Luego, el mismo Néstor
ya con veleidad estratégica, empezó a diseñar el criterio electoral de una
Argentina de centro-izquierda y otra de centroderecha –como si fueran
categorías estáticas– en la cual su dinastía siempre sería victoriosa, si
naturalmente podían controlar el poder el día de la votación. En la provincia
de Buenos Aires, sobre todo. Y gozaban de confrontar con personajes como Macri
que artificialmente lo suponían congelado en un sector ideológico que ni
siquiera frecuentaba. No advirtió esa transformación del ingeniero por más que
éste la proclamara. Igual no prosperó esa reforma política de propósito eterno,
la ya viuda dejó de interesarse en esa menudencia, sólo mantuvo el concepto de
la división societaria, reducida a los buenos y los otros.

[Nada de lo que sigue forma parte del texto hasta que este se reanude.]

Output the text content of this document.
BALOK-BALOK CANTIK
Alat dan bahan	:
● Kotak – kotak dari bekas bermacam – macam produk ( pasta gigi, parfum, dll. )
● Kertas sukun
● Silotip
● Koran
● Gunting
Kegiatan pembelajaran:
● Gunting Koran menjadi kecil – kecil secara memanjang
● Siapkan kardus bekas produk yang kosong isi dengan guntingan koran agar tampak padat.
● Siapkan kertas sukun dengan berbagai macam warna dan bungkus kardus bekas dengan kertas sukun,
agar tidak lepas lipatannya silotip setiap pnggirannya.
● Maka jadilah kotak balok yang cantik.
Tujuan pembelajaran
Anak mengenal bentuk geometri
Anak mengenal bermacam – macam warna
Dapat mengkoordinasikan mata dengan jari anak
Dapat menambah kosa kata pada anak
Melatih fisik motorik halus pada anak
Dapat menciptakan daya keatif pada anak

Perfecto. Macri, en ese esquema, representaba el
challenguer ideal, el competidor preferido, para tratarlo como muñeco de
kermesse. Además, al ingeniero le costaba exceder los límites capitalinos,
constituir un núcleo nacional y hasta parecía dominado por la cultura
hegemónica de los K. Le temían menos que a Sergio Massa. Así atravesó
hasta buena parte del 2015, pero la obligación de la campaña ofreció variantes,
oportunidades y, Cristina, incapaz o fatua, se encaprichó con
designaciones infelices, tanto para ungir como para voltear. Como Macri no
significaba un peligro, se daba el lujo Aníbal Fernández, de triscar con una
Cámpora insolente, dinamitar a su propio candidato Scioli o apartar a Florencio
Randazzo. Trazos gruesos de la hecatombe, Ella también lo hizo
presidente al ingeniero.
Quien ha jurado el
10 no sólo debe agradecer a quienes lo votaron y a sí mismo por
su aplicación política. También merecería una consideración afectuosa
para quienes hicieron la reforma del 94 y, sobre todo, al matrimonio Kirchner que
primero le puso levadura para su proyecto de Jefe de Gobierno porteño y, luego,
aumentó la dosis para su aterrizaje en la Casa Rosada. Todo en diez años, casi
un récord del matrimonio. Nobleza obliga.